A problem of CUDA & OpenGL interoperation

Hello ~ all !!
I checked the past articles and got some information about CUDA & OpenGL inter-operation …
The performance of (cudaGLMapBufferObject & cudaGLUnmapBufferObject) is bad…

web : http://forums.nvidia.com/index.php?showtop…MapBufferObject

I checked what’s new about CUDA 2.1… , and it said "OpenGL interoperability improvements "
SO I tested whether it improved or not… as below shows…

Project : SimpleGL
result :

           CUDA 2.0 

           cudaGLMapBufferObject        <0.27ms>
           cudaGLUnmapBufferObject    <16.5ms>    //<--- too slow
           CUDA 2.1

           cudaGLMapBufferObject        <16.1ms>    //<--- too slow
           cudaGLUnmapBufferObject    <0.21ms>

The result is swapped!! :blink:
But… it’s still slow …

Cuz …I need to apply OpenGL & CUDA inter-operation to finish my project…
But… this problem took my program a lot of time… >.<

Does anybody or NVidia Engineer could give me any suggestion ~? thanks~~!!

Did you try to measure the timings with and without calling the cuda kernel ? sometimes the execution is delayed and its hard to measure the exact place where the delay occurs.

I had encountered a similar problem, but in case of using the frame-buffer-object together with a pixel-buffer object for post-processing.

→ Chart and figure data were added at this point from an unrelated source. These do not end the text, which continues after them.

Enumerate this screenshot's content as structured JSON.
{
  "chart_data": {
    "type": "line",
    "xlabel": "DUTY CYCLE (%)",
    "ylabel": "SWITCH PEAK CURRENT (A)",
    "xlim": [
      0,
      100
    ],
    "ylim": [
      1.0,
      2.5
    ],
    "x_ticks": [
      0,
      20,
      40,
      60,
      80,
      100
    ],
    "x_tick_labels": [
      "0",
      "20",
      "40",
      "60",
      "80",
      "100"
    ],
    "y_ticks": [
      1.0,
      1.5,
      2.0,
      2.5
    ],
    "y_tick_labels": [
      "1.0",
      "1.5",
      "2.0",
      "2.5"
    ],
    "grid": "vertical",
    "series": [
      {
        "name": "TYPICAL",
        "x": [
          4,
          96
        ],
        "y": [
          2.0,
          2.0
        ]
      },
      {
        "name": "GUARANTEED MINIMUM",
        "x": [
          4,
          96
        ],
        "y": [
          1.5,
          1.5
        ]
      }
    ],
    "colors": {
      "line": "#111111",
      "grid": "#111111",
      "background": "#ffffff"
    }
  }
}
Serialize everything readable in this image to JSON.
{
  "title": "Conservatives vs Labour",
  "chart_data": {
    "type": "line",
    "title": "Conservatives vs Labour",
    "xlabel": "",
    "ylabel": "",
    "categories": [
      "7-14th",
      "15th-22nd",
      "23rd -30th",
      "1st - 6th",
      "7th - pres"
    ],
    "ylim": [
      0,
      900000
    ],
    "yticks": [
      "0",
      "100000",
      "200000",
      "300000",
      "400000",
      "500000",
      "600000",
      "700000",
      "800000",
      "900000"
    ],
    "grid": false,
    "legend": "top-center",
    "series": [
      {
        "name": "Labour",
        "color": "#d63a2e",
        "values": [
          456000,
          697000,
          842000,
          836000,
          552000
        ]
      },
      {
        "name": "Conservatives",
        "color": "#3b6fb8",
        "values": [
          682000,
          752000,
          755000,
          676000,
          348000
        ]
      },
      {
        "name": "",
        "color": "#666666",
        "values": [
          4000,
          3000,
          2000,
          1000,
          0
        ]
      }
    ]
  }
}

In case PBO was bind while the FBO was used, there was an significant delay. Unbinding the PBO before using the FBO fixed the problem. The strange thing was, that the delay didnt happen in the FBO part, but while calling glutSwapBuffers()

glFlush() and cudaThreadSynchronize() might help you too to get more accurate timings.

I just tested the time without any CUDA Kernel function…

Because I found that cudaGLMapBufferObject & cudaGLUnmapBufferObject cost a lot of time …

Testing time method I used is shown as below

unsigned int timer ;

float elapsedTimeInMs = 0 ;

CUT_SAFE_CALL( cutCreateTimer( &timer ) );

CUT_SAFE_CALL( cutStartTimer ( timer) );

cudaGLMapBufferObject () ;

CUT_SAFE_CALL( cutStopTimer ( timer));

elapsedTimeInMs = cutGetAverageTimerValue( timer);

CUT_SAFE_CALL( cutDeleteTimer( timer));

Yes…I also use PBO & FBO !!.. :thumbup:

The steps I followed is like this…

  1. Create PBO()

  2. Bind PBO()

  3. glDrawBuffer(GL_BACK)

  4. renderScene()

  5. glReadPixels(0, 0, width, height,GL_RGB,GL_UNSIGNED_BYTE, BUFFER_OFFSET(0));

  6. Bind Buffer PBO(0)

  7. register & map PBO to CUDA //<–cudaGLMapBufferObject costs a lot of time

  8. Get data from PBO & and do kernel function

9.Unmap & Unregister PBO //<—cudaGLUnmapBufferObject costs a lot of time


Three of these steps are my bottleneck (FBO data to PBO + cudaGLMapBufferObject + cudaGLUnmapBufferObject )…

They took a lot of time that I can’t get good performance…


I have the same problem, the bigger the kernel’ grid size, the much more delayed to call glutSwapBuffers(), when grid’size is 10000, the delay time is more than 100ms, so it is a big problem, I don’t know how to solve it, is there someone know?

Do not use glReadPixels as it is very slow.

Use glTex(Sub)Image2D instead:


	glBindTexture(target, dest_texture);


		glTexSubImage2D(GL_TEXTURE_RECTANGLE_NV, 0, 0, 0,

						width>>decimate_output, height>>decimate_output,


		glBindTexture(target, 0);


I believe part of the unmapping time you are measuring comes from the glReadPixels command still in flight.